Readfa.st is already in talks with city schools about integrating their technology. As schools receive less and less funding, teachers have to be very efficient about building their curriculums. “Teachers don’t necessarily have time to reinvent the wheel,” says Katsnelson (who has many teacher friends himself). With Readfa.st, teachers can test curriculum, get instant feedback, and hammer out the details with their students as they go along, and eventually, store that curriculum online.
The fact that Readfa.st’s strategy relies on technology may lead one to believe that underfunded public schools would not be receptive to the product. However, Katsnelson does not see this as an impediment to his vision. He has no delusions about revolutionizing education in one fell swoop. “Right now it’s not vital to reach every student in every school,” he says. He sees Readfa.st initially working during after school tutoring sessions or at home, where most children do have access to the Internet. Besides, even schools have been moving up in the technology world, and eventually, it seems, those schools on tight budgets will have MacBooks and ipads in their classrooms.
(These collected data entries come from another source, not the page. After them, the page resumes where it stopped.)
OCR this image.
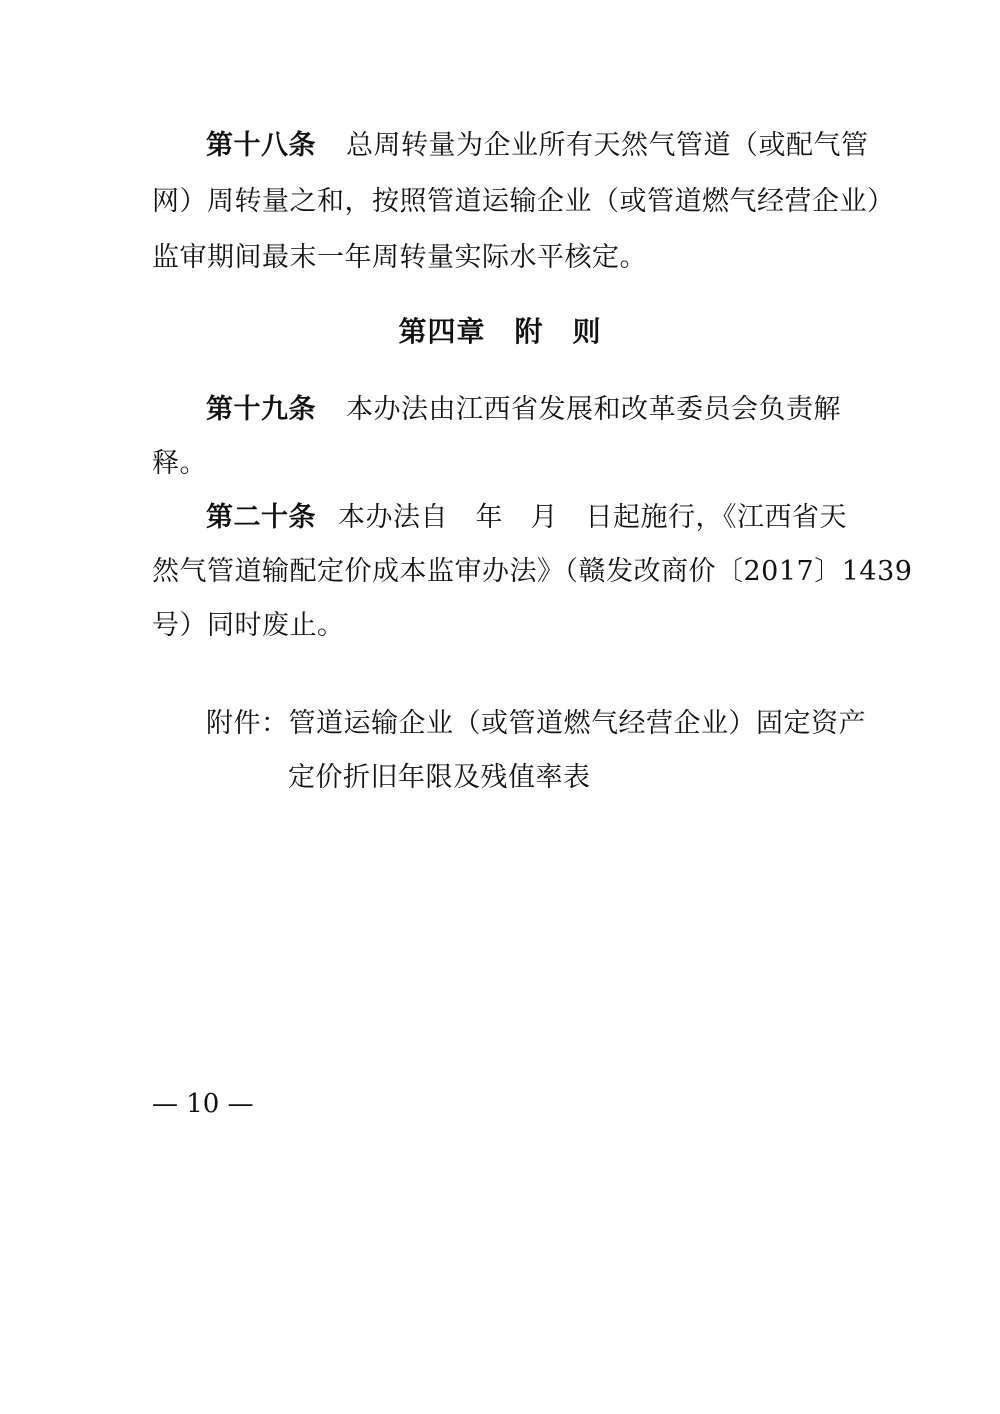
第十八条 总周转量为企业所有天然气管道（或配气管
网）周转量之和，按照管道运输企业（或管道燃气经营企业）
监审期间最末一年周转量实际水平核定。
第四章　附　则
第十九条 本办法由江西省发展和改革委员会负责解
释。
第二十条 本办法自　年　月　日起施行，《江西省天
然气管道输配定价成本监审办法》（赣发改商价〔2017〕1439
号）同时废止。
附件：管道运输企业（或管道燃气经营企业）固定资产
定价折旧年限及残值率表
— 10 —
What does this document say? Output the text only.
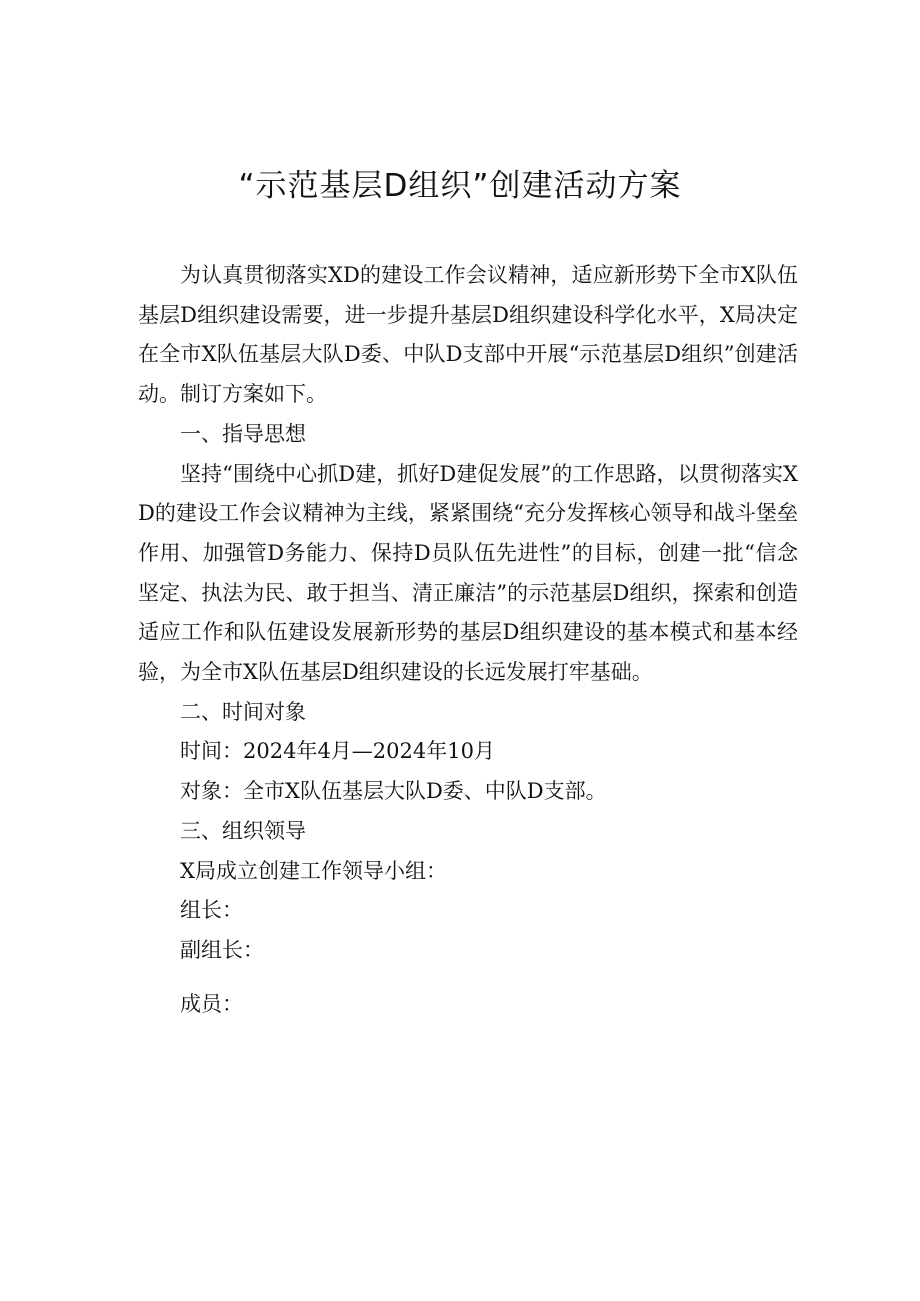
“示范基层D组织”创建活动方案

为认真贯彻落实XD的建设工作会议精神，适应新形势下全市X队伍基层D组织建设需要，进一步提升基层D组织建设科学化水平，X局决定在全市X队伍基层大队D委、中队D支部中开展“示范基层D组织”创建活动。制订方案如下。

一、指导思想

坚持“围绕中心抓D建，抓好D建促发展”的工作思路，以贯彻落实XD的建设工作会议精神为主线，紧紧围绕“充分发挥核心领导和战斗堡垒作用、加强管D务能力、保持D员队伍先进性”的目标，创建一批“信念坚定、执法为民、敢于担当、清正廉洁”的示范基层D组织，探索和创造适应工作和队伍建设发展新形势的基层D组织建设的基本模式和基本经验，为全市X队伍基层D组织建设的长远发展打牢基础。

二、时间对象

时间：2024年4月—2024年10月

对象：全市X队伍基层大队D委、中队D支部。

三、组织领导

X局成立创建工作领导小组：

组长：

副组长：

成员：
Readfa.st is confident in the viability of their product, but how exactly does it work? After randomly discovering that co-founder Ani Ravi reads freakishly fast (over 1,000 words per minute!), the college friends began studying how exactly people read. They found that reading is not necessarily a process of absorbing words one after the other. The reader moves between what are called “fixations.” Fixations can be groups of words, single words, or even parts of words, that are recognizable to the readers. The idea behind speed reading is being able to put a little space between “fixations” to create a more efficient flow of comprehension. From a writers perspective, speed reading can be an almost insulting concept. One doesn’t like the thought of someone skimming one’s work the same way they might scan a tabloid. Won’t all that very deep carefully crafted meaning be lost? Katsnelson assures us that speed reading (when correctly learned) does not necessarily interrupt meaning. Bridging the gaps between fixations is a simple task for the trained reader. “People’s brains deal with it,” says Katsnelson - a testament to the wonderful adaptability of the human mind, a mind that fast readers can fill with so much more of the wonderful content that is always at our fingertips.